Having an extraordinaire hangover is, by far, not the best way to start
attending a conference. But with FOSDEM there doesn't seems to be any
alternative. The night before the conference a bar is kidnapped from the night
circuit so
FOSDEM-goers can get together to have a drink or two... or three, four,
I-lost-the-count. You have to buy 'tokens' from the organizers (EUR 3, standard
price) and then exchange them at the bar. I bought 4, which probably it was a
little too much for me (I weight around 60Kg and my food input during the day
was not even on the 'enough' level), but that was not the reason I was so
hungover the next day. The reason was that clever people were leaving early and
left their extra tokens behind, and that I didn't control myself. That's
probably because the first one I had was a [Delirium
Tremens](http://en.wikipedia.org/wiki/Delirium_Tremens_(beer)), which is above
8% instead of the normal 4/5%. Whoever to blame, no matter how hard I tried, I
couldn't get off bed before 15h the next day.

So the first thing I did in FOSDEM was to miss [the
talk](http://fosdem.org/2010/schedule/events/beernet) about
[beernet](http://beernet.info.ucl.ac.be/)[^1], something that sounds like a
transactional and replicated DHT. I also missed the KDE group photo, which would
have been a good way to introduce myself to the (rest of the[^2]) KDE guys.

The first talk I saw was Will Stephenson's talk about
[OBS](https://build.opensuse.org/) which at first I wasn't really interested in
seeing,
but end up being really interesting. The OpenSuSE guys have a huge farm of
machines for building packages. They can build packages for most of the
mainstream distributions (I remember OpenSuse itself, Fedora, Debian, Ubuntu,
Mandriva and more), for all the versions that run KDE4, for several archs.
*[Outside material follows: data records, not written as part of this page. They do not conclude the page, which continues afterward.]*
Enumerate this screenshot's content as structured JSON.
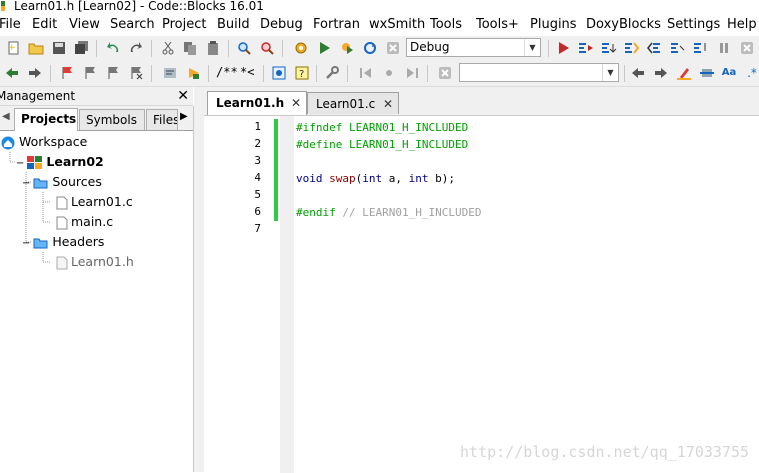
{
  "window": {
    "title": "Learn01.h [Learn02] - Code::Blocks 16.01"
  },
  "menu": [
    "File",
    "Edit",
    "View",
    "Search",
    "Project",
    "Build",
    "Debug",
    "Fortran",
    "wxSmith",
    "Tools",
    "Tools+",
    "Plugins",
    "DoxyBlocks",
    "Settings",
    "Help"
  ],
  "toolbar": {
    "build_target": "Debug",
    "doxy_comment": "/**",
    "doxy_line_comment": "*<",
    "search_value": ""
  },
  "management": {
    "title": "Management",
    "close": "✕"
  },
  "panel_tabs": [
    "Projects",
    "Symbols",
    "Files"
  ],
  "tree": {
    "workspace": "Workspace",
    "project": "Learn02",
    "sources": "Sources",
    "headers": "Headers",
    "source_files": [
      "Learn01.c",
      "main.c"
    ],
    "header_files": [
      "Learn01.h"
    ]
  },
  "editor": {
    "tabs": [
      {
        "label": "Learn01.h",
        "active": true
      },
      {
        "label": "Learn01.c",
        "active": false
      }
    ],
    "line_numbers": [
      "1",
      "2",
      "3",
      "4",
      "5",
      "6",
      "7"
    ],
    "code": {
      "l1": "#ifndef LEARN01_H_INCLUDED",
      "l2": "#define LEARN01_H_INCLUDED",
      "l4_kw1": "void",
      "l4_fn": "swap",
      "l4_p1": "(",
      "l4_kw2": "int",
      "l4_v1": " a, ",
      "l4_kw3": "int",
      "l4_v2": " b);",
      "l6_pp": "#endif",
      "l6_cm": " // LEARN01_H_INCLUDED"
    }
  },
  "watermark": "http://blog.csdn.net/qq_17033755",
  "colors": {
    "change_bar": "#2ecc40",
    "preprocessor": "#00a000",
    "keyword": "#00008b",
    "comment": "#a0a0a0"
  }
}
All
that it's needed is the source code and the packaging instructions. And all this
is available to us, developers, just a registration away. The other half of the
talk was in
charge of Luboš Luňák, who promised to also release a tool to help to generate
the .spec and the debian/{control,rules,etc} files. I await spectantly for them!

That night I hung around with some Debian guys, some of them I knew from
DebConf8. We found a nice italian restaurant, where we ate pizza and pasta
almost alone in the fisrt floor. The waiter was all the time telling jokes and
when we were asking for the bill someone asked for another beer, which led the
rest for asking for dessert and coffee. Fun time, which continued in the Monk
bar until 24h. One thing about bars in Belgium: they don't have the smoke ban,
so by the end of the night I was reeking of smoke even when I don't smoke at
all.

The second day gave me the surprise that the KDE track had already finished (it
was only the previous afternoon), so I wandered around a little. I went to a
talk called "apt-get for Android", which given my current work got all my
attention. Unluckly it was only just an Android app store (a free one, both in
the beer and freedom sense) and not an effort to port some Debian stuff to the
platform (it wouldn't make any sense anyways). I also saw the Ofono talk, but I
didn't even got it's motive of existence.

Sebastian Trueg gave a talk about the Nepomuk stack. It's impressively huge and
it's incredibly useful, but it still needs more integration into apps. I got the
apportunity to talk with Trueg after the talk and I promissed to look into a
Konqueror plugin who's sitting in playground. I'm also concerned about the UI
for tagging/adding tags. Let's see if I can keep my promises.

[^1]: again, given the size and behaviour of my hangover and the project's name,
      even if I could crawl off the bed in time to see it, probably it would be not
      advisable anyways :)

[^2]: being a user and a more-times-off-than-on developer makes me a KDE guy, but
      I'm still not confident enough.